Uno de los aspectos más injustos y desmoralizadores de la actual crisis es que una vez más van a pagar, están pagando ya, justos por pecadores.

Convencieron cajas y bancos a personas con trabajos precarios o sueldos claramente insuficientes de que podían endeudarse para comprar su vivienda. Persuadieron a muchas de ellas de que no se contentasen con una sino que se endeudaran aún más para comprar una segunda residencia, en la sierra o en la costa, porque, aunque no pensasen utilizarla ellos mismos, podrían venderla rápidamente uno o dos años después con gran beneficio.

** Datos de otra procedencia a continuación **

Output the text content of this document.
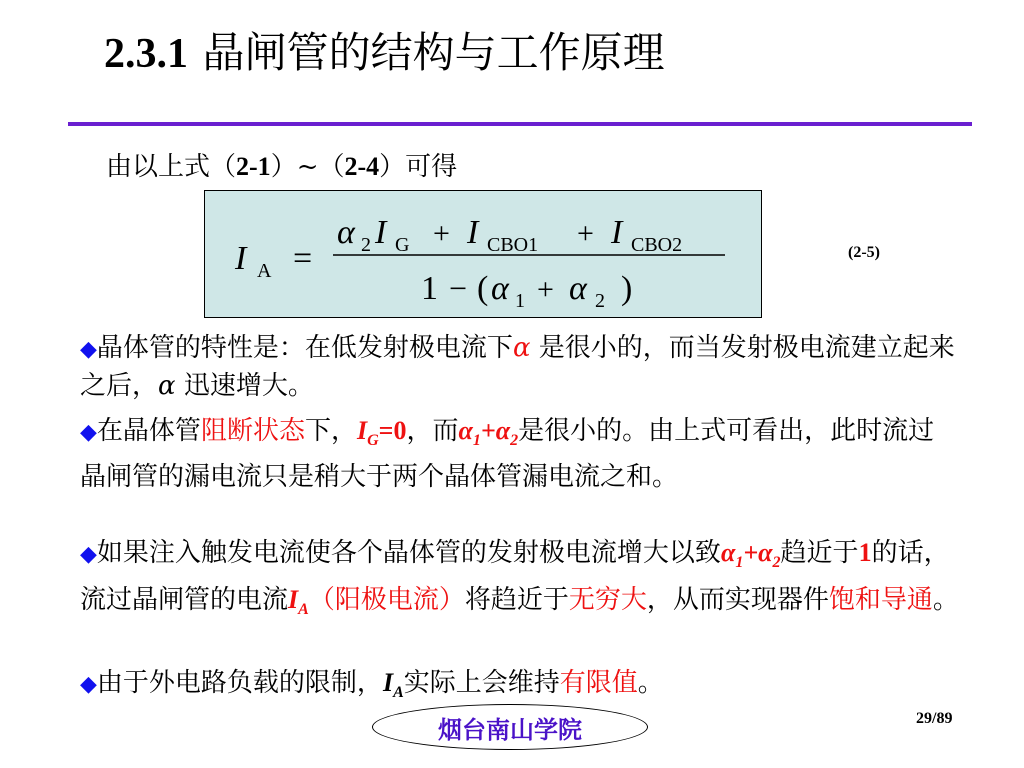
2.3.1 晶闸管的结构与工作原理
由以上式（2-1）~（2-4）可得
I A =
α 2 I G + I CBO1 + I CBO2
1 − ( α 1 + α 2 )
(2-5)
◆晶体管的特性是：在低发射极电流下α 是很小的，而当发射极电流建立起来之后，α 迅速增大。
◆在晶体管阻断状态下，$I_G=0$，而$\alpha_1+\alpha_2$是很小的。由上式可看出，此时流过晶闸管的漏电流只是稍大于两个晶体管漏电流之和。
◆如果注入触发电流使各个晶体管的发射极电流增大以致$\alpha_1+\alpha_2$趋近于1的话，流过晶闸管的电流$I_A$（阳极电流）将趋近于无穷大，从而实现器件饱和导通。
◆由于外电路负载的限制，$I_A$实际上会维持有限值。
烟台南山学院	29/89
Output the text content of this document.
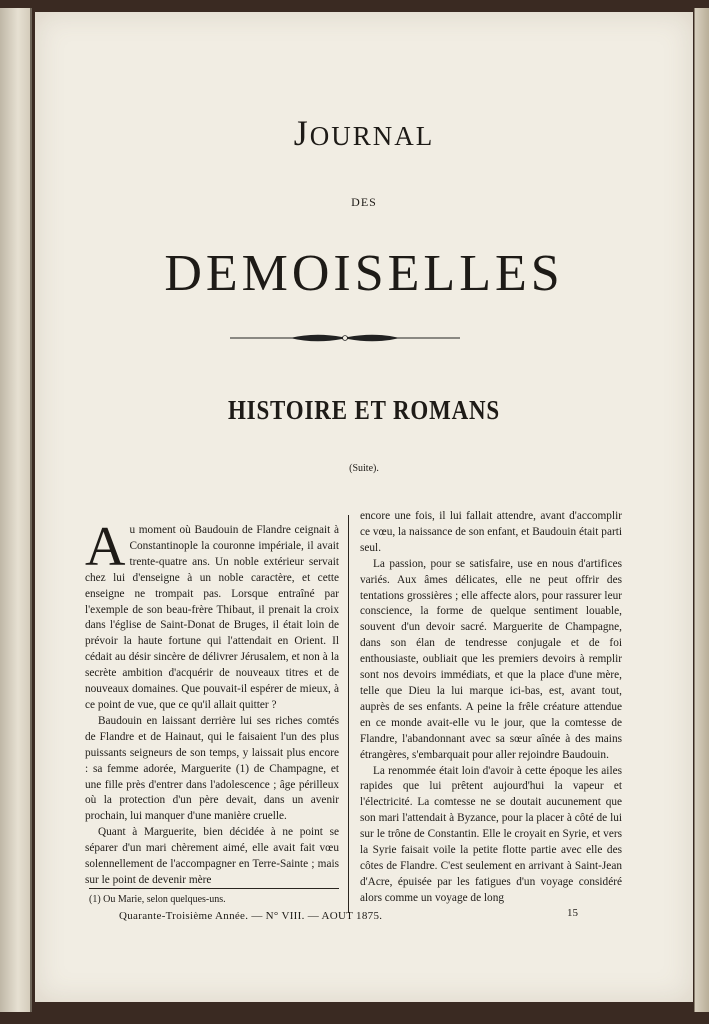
JOURNAL
DES
DEMOISELLES
HISTOIRE ET ROMANS
(Suite).
A u moment où Baudouin de Flandre ceignait à Constantinople la couronne impériale, il avait trente-quatre ans. Un noble extérieur servait chez lui d'enseigne à un noble caractère, et cette enseigne ne trompait pas. Lorsque entraîné par l'exemple de son beau-frère Thibaut, il prenait la croix dans l'église de Saint-Donat de Bruges, il était loin de prévoir la haute fortune qui l'attendait en Orient. Il cédait au désir sincère de délivrer Jérusalem, et non à la secrète ambition d'acquérir de nouveaux titres et de nouveaux domaines. Que pouvait-il espérer de mieux, à ce point de vue, que ce qu'il allait quitter ?

Baudouin en laissant derrière lui ses riches comtés de Flandre et de Hainaut, qui le faisaient l'un des plus puissants seigneurs de son temps, y laissait plus encore : sa femme adorée, Marguerite (1) de Champagne, et une fille près d'entrer dans l'adolescence ; âge périlleux où la protection d'un père devait, dans un avenir prochain, lui manquer d'une manière cruelle.

Quant à Marguerite, bien décidée à ne point se séparer d'un mari chèrement aimé, elle avait fait vœu solennellement de l'accompagner en Terre-Sainte ; mais sur le point de devenir mère

encore une fois, il lui fallait attendre, avant d'accomplir ce vœu, la naissance de son enfant, et Baudouin était parti seul.

La passion, pour se satisfaire, use en nous d'artifices variés. Aux âmes délicates, elle ne peut offrir des tentations grossières ; elle affecte alors, pour rassurer leur conscience, la forme de quelque sentiment louable, souvent d'un devoir sacré. Marguerite de Champagne, dans son élan de tendresse conjugale et de foi enthousiaste, oubliait que les premiers devoirs à remplir sont nos devoirs immédiats, et que la place d'une mère, telle que Dieu la lui marque ici-bas, est, avant tout, auprès de ses enfants. A peine la frêle créature attendue en ce monde avait-elle vu le jour, que la comtesse de Flandre, l'abandonnant avec sa sœur aînée à des mains étrangères, s'embarquait pour aller rejoindre Baudouin.

La renommée était loin d'avoir à cette époque les ailes rapides que lui prêtent aujourd'hui la vapeur et l'électricité. La comtesse ne se doutait aucunement que son mari l'attendait à Byzance, pour la placer à côté de lui sur le trône de Constantin. Elle le croyait en Syrie, et vers la Syrie faisait voile la petite flotte partie avec elle des côtes de Flandre. C'est seulement en arrivant à Saint-Jean d'Acre, épuisée par les fatigues d'un voyage considéré alors comme un voyage de long

(1) Ou Marie, selon quelques-uns.
Quarante-Troisième Année. — N° VIII. — AOUT 1875.	15
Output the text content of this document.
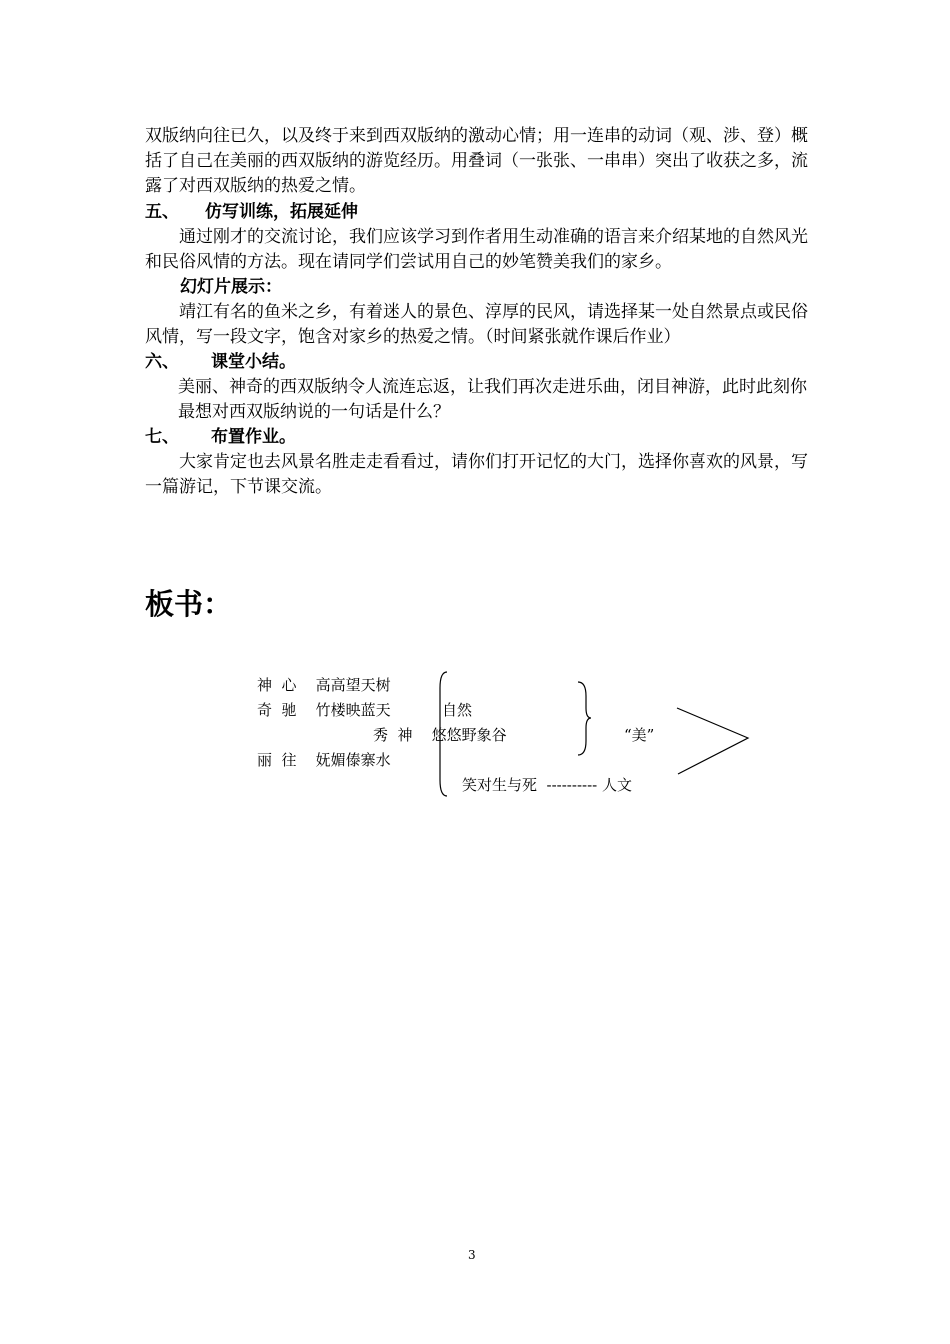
双版纳向往已久，以及终于来到西双版纳的激动心情；用一连串的动词（观、涉、登）概括了自己在美丽的西双版纳的游览经历。用叠词（一张张、一串串）突出了收获之多，流露了对西双版纳的热爱之情。

五、 仿写训练，拓展延伸

通过刚才的交流讨论，我们应该学习到作者用生动准确的语言来介绍某地的自然风光和民俗风情的方法。现在请同学们尝试用自己的妙笔赞美我们的家乡。

幻灯片展示：

靖江有名的鱼米之乡，有着迷人的景色、淳厚的民风，请选择某一处自然景点或民俗风情，写一段文字，饱含对家乡的热爱之情。（时间紧张就作课后作业）

六、 课堂小结。

美丽、神奇的西双版纳令人流连忘返，让我们再次走进乐曲，闭目神游，此时此刻你最想对西双版纳说的一句话是什么？

七、 布置作业。

大家肯定也去风景名胜走走看看过，请你们打开记忆的大门，选择你喜欢的风景，写一篇游记，下节课交流。

板书：
神  心    高高望天树
奇  驰    竹楼映蓝天
秀  神    悠悠野象谷
丽  往    妩媚傣寨水
自然
“美”
笑对生与死  ---------- 人文
3
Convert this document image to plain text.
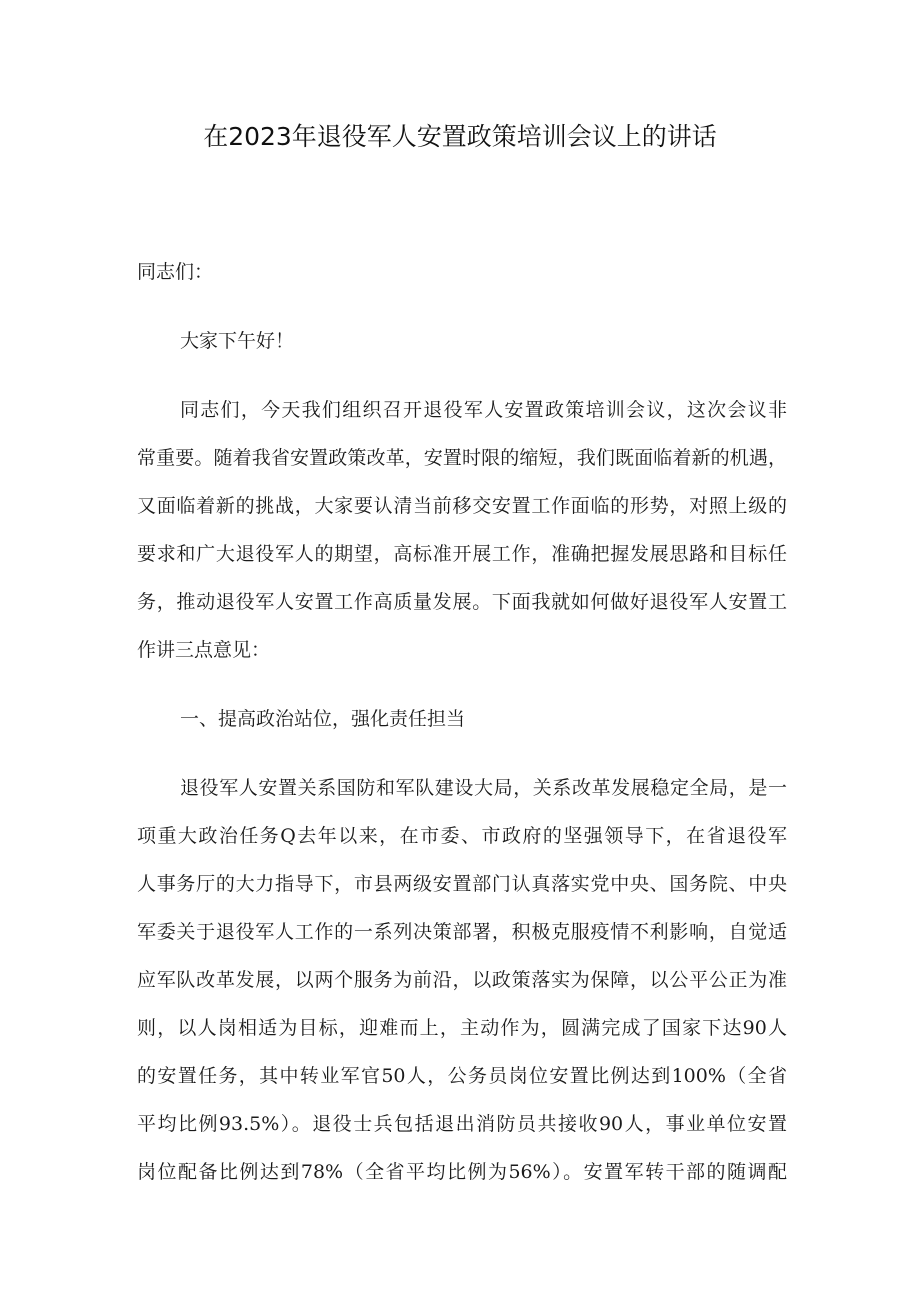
在2023年退役军人安置政策培训会议上的讲话
同志们：
大家下午好！
同志们，今天我们组织召开退役军人安置政策培训会议，这次会议非
常重要。随着我省安置政策改革，安置时限的缩短，我们既面临着新的机遇，
又面临着新的挑战，大家要认清当前移交安置工作面临的形势，对照上级的
要求和广大退役军人的期望，高标准开展工作，准确把握发展思路和目标任
务，推动退役军人安置工作高质量发展。下面我就如何做好退役军人安置工
作讲三点意见：
一、提高政治站位，强化责任担当
退役军人安置关系国防和军队建设大局，关系改革发展稳定全局，是一
项重大政治任务Q去年以来，在市委、市政府的坚强领导下，在省退役军
人事务厅的大力指导下，市县两级安置部门认真落实党中央、国务院、中央
军委关于退役军人工作的一系列决策部署，积极克服疫情不利影响，自觉适
应军队改革发展，以两个服务为前沿，以政策落实为保障，以公平公正为准
则，以人岗相适为目标，迎难而上，主动作为，圆满完成了国家下达90人
的安置任务，其中转业军官50人，公务员岗位安置比例达到100%（全省
平均比例93.5%）。退役士兵包括退出消防员共接收90人，事业单位安置
岗位配备比例达到78%（全省平均比例为56%）。安置军转干部的随调配
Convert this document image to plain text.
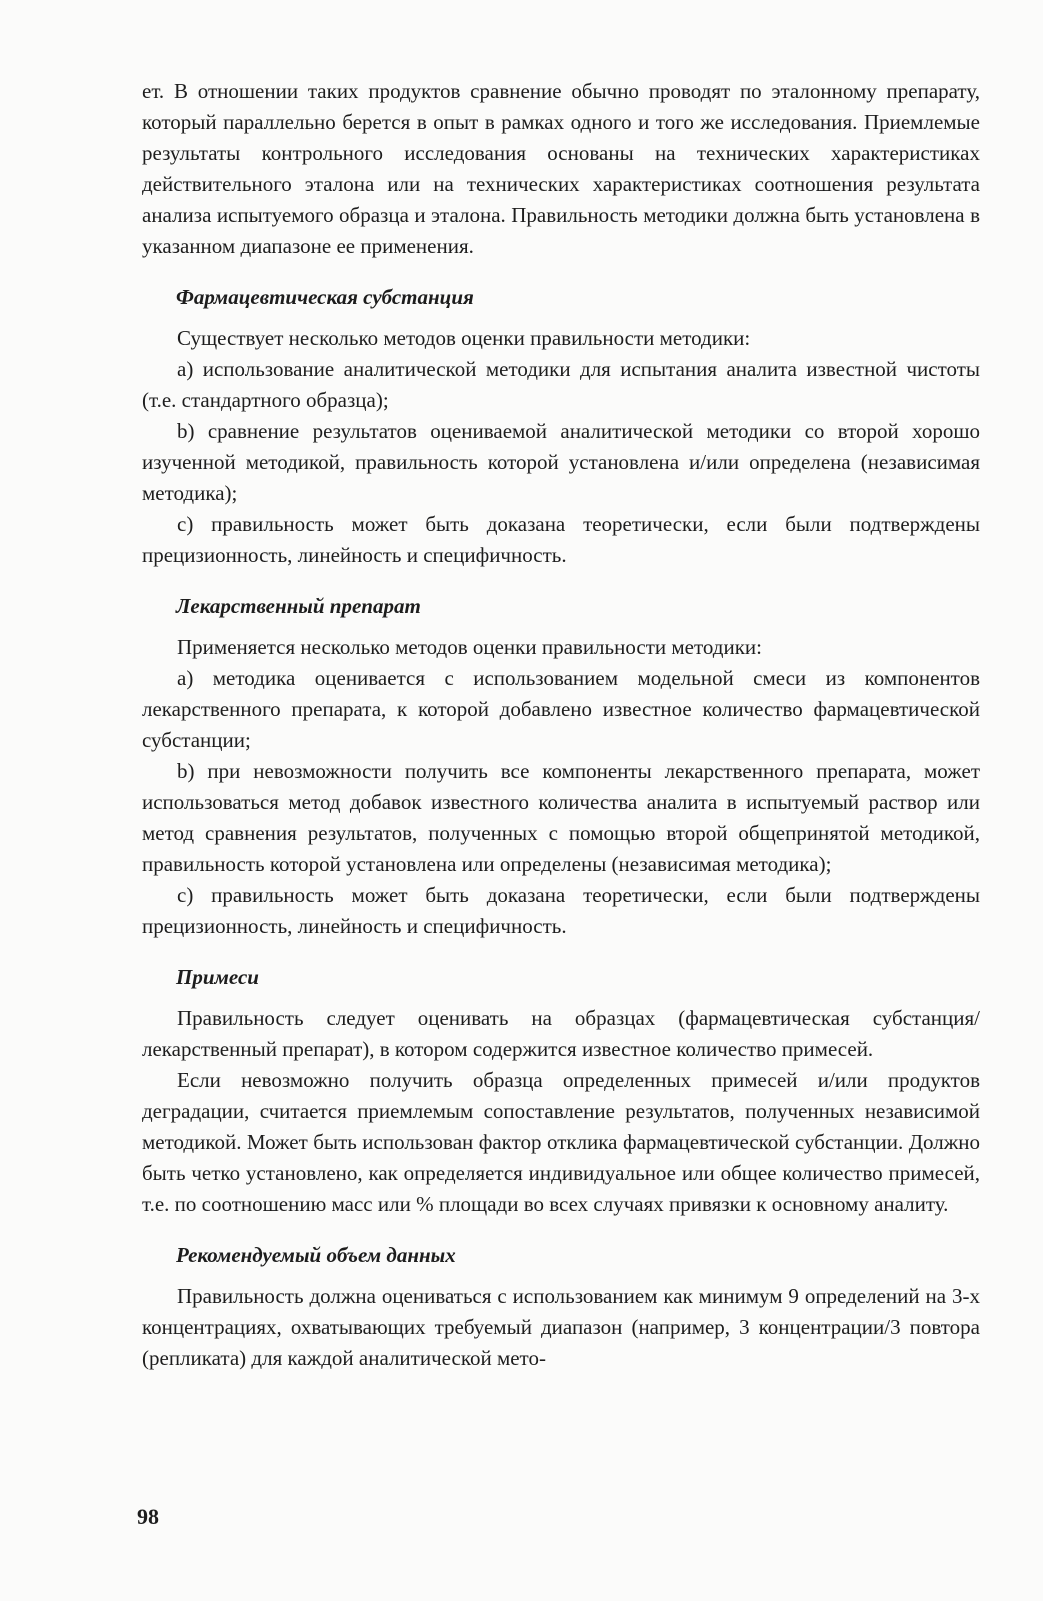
ет. В отношении таких продуктов сравнение обычно проводят по эталонному препарату, который параллельно берется в опыт в рамках одного и того же исследования. Приемлемые результаты контрольного исследования основаны на технических характеристиках действительного эталона или на технических характеристиках соотношения результата анализа испытуемого образца и эталона. Правильность методики должна быть установлена в указанном диапазоне ее применения.

Фармацевтическая субстанция

Существует несколько методов оценки правильности методики:

a) использование аналитической методики для испытания аналита известной чистоты (т.е. стандартного образца);

b) сравнение результатов оцениваемой аналитической методики со второй хорошо изученной методикой, правильность которой установлена и/или определена (независимая методика);

c) правильность может быть доказана теоретически, если были подтверждены прецизионность, линейность и специфичность.

Лекарственный препарат

Применяется несколько методов оценки правильности методики:

a) методика оценивается с использованием модельной смеси из компонентов лекарственного препарата, к которой добавлено известное количество фармацевтической субстанции;

b) при невозможности получить все компоненты лекарственного препарата, может использоваться метод добавок известного количества аналита в испытуемый раствор или метод сравнения результатов, полученных с помощью второй общепринятой методикой, правильность которой установлена или определены (независимая методика);

c) правильность может быть доказана теоретически, если были подтверждены прецизионность, линейность и специфичность.

Примеси

Правильность следует оценивать на образцах (фармацевтическая субстанция/лекарственный препарат), в котором содержится известное количество примесей.

Если невозможно получить образца определенных примесей и/или продуктов деградации, считается приемлемым сопоставление результатов, полученных независимой методикой. Может быть использован фактор отклика фармацевтической субстанции. Должно быть четко установлено, как определяется индивидуальное или общее количество примесей, т.е. по соотношению масс или % площади во всех случаях привязки к основному аналиту.

Рекомендуемый объем данных

Правильность должна оцениваться с использованием как минимум 9 определений на 3-х концентрациях, охватывающих требуемый диапазон (например, 3 концентрации/3 повтора (репликата) для каждой аналитической мето-

98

Quien tenía unos ahorros en el banco, que apenas le ofrecían unos magros intereses, decidió invertirlos también en ladrillo porque eso era como la gallina de los huevos de oro y no se podía dejar pasar la ocasión. Todo el mundo lo hacía.

Los animaron a cambiar también de coche cuando el que tenían les había hecho hasta aquel momento perfecto servicio o comprar un segundo automóvil porque la esposa se habían sacado también el carnet y ello les daría a ambos mayor autonomía. Naturalmente hubo que adquirir en muchos casos las correspondientes plazas de garaje.

Y sobre todo creyeron a pie juntillas lo que les vendían la publicidad y las engañosas páginas dedicadas al estilo de vida de los suplementos dominicales de los periódicos y las revistas de moda. Y lo mejor era que todo, desde los cruceros por el Caribe o la Antártida hasta ese televisor tan grande que dominaba el salón, podía pagarse - ¿cómo no? - en cómodos plazos mensuales.

Mientras tanto, autoridades regionales y municipales contrataron a los mejores arquitectos internacionales para que construyeran museos sin colecciones propias, auditorios difíciles de llenar, aeropuertos sin un solo avión y otras cosas por el estilo.

Fueron unos años en los que nuestros compatriotas, salidos de la autarquía y la pobreza sólo unas décadas atrás, se creyeron de pronto los nuevos ricos de Europa, los del «sorpasso» a Italia, del que habló nuestro entonces presidente, Rodríguez Zapatero.

Pero un día, no se sabe muy bien por qué – aunque muchos habían escuchado por primera vez hablar de agencias hipotecarias de nombres extraños en Estados Unidos como Fannie Mae y Freddie Mac, de hipotecas «subprime», de derivados y otros instrumentos financieros conocidos por siglas como CDS – comenzó a hundirse todo aquello como un castillo de naipes.

Se paralizaron las grúas, muchas urbanizaciones se quedaron a medio construir, los esqueletos de casas se convirtieron en vista habitual en nuestras costas. Y los diarios comenzaron a hablar de quiebras de promotoras, de problemas de los bancos, de hipotecas de difícil cuando no imposible devolución, de fusiones de cajas de ahorros. Y entonces se vio que todo aquel relumbrón ocultaba un foco de podredumbre.

Y ese Gobierno y el que le sustituyó comprendieron que el problema era serio y se enfrentaron a las críticas de una Europa, dominada por una severa y poderosa Alemania, que los acusó de no haber hecho sus deberes: es decir, de no haber acometido como ellos las supuestamente necesarias reformas laborales y haber permitido que el país viviera alegre y despreocupado al borde del abismo. Acusaciones que para nada tenían en cuenta las insuficiencias del estado de bienestar o el relativamente bajo nivel salarial español, comparado con otros países.

Y es entonces cuando empezaron a pagar también muchos justos por pecadores. Se cerraron empresas, se rebajaron sueldos y pensiones, se cerró el grifo del crédito incluso para quienes habían devuelto siempre a tiempo el dinero prestado y cumplido todas sus obligaciones.

Y comenzó la labor de zapa del Estado de bienestar: incremento de las tasas universitarias, reducción del número de becas, deterioro de la enseñanza pública a todos los niveles, rebaja de las prestaciones sociales, recorte de las inversiones en investigación y desarrollo, es decir en el futuro del país, y anuncios de futuras privatizaciones en diversos sectores, que sin duda serán sólo pan para hoy y hambre para mañana.

Todo ello porque quienes debían vigilar, miraron para otro lado, quienes debían gobernar, lo hicieron mal, y los bancos se salieron una vez más con la suya al conseguir que, en vez de cumplirse las reglas del mercado y que cada palo aguantara su vela, se socializaran sus pérdidas.